A well experienced psychologist, who coached Sungmin through many grueling sessions of therapy in high school, would, years later, sit before a jury and give a detailed explanation on the notes he’d taken the previous years that would back up all theories that were being questioned. When asked to give a short summary of highlighted importance, the psychologist would have to say:
Lee Sungmin was oppositional. Not even Sungmin’s mother could understand what caused this sort of rebellion, but her son had been this way since boyhood. If asked or told to do one thing, Sungmin would agree but turn around and do quite the opposite. This came known as a problem when Sungmin was seventeen and set fire to the chemistry lab at the local high school after the teacher had warned him not to play with the Bunsen burner.

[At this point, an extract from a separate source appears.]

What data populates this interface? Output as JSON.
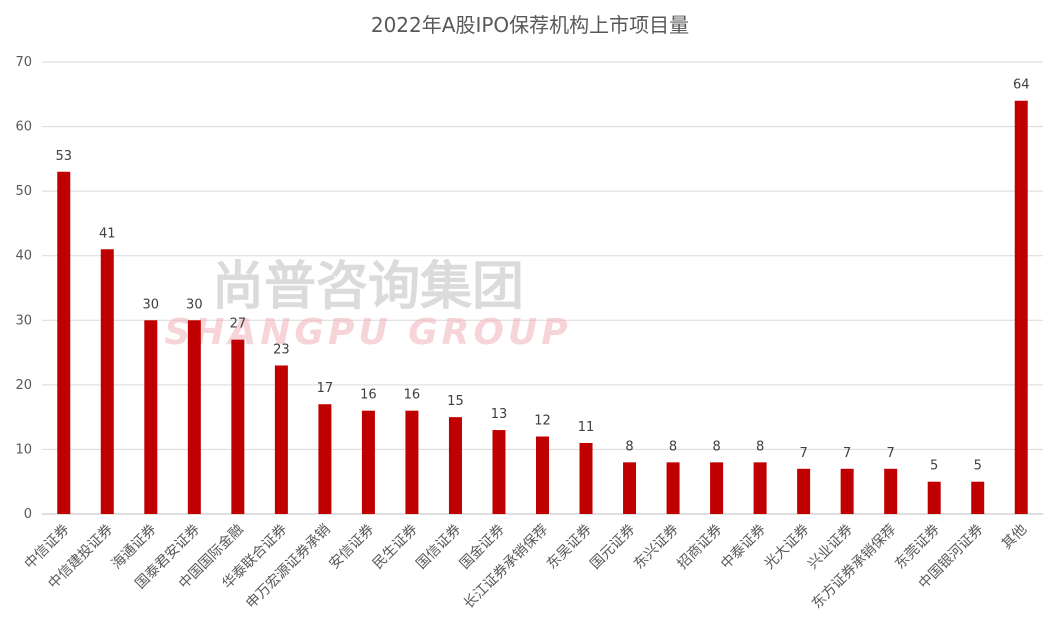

Lee Sungmin was childish. Despite the behavior emitted by him, everyone that knew Sungmin could see that he was easily amused and had the seemingly innocence of a young child. And like many mentally ill people before him, Sungmin used this to his advantage to get out of trouble for years before people began to question his mental stability.
Lee Sungmin had a warped sense of humor. Sungmin laughed at inappropriate situations and times. When a pregnant woman fell down the stairs at the mall, Sungmin had laughed himself silly and had been banned from entering the store again. The idea of others getting hurt was fascinating and amusing to him, which made the psychologist also render him as a sadist.
Lee Sungmin felt no attachment to anything. There wasn’t much that could be said about this, it was self-explanatory. Sungmin had never carried around a teddy bear or blanket when he was a child, nor had he been difficult to wean of the pacifier. He’d never lasted in relationships for longer than a month, and friendship was the same. When Sungmin’s parents passed away in a car accident before he graduated high school, the boy had not even shed a tear; his aunt had to threaten him to go to their funeral. Months later, the same aunt turned missing and was never found.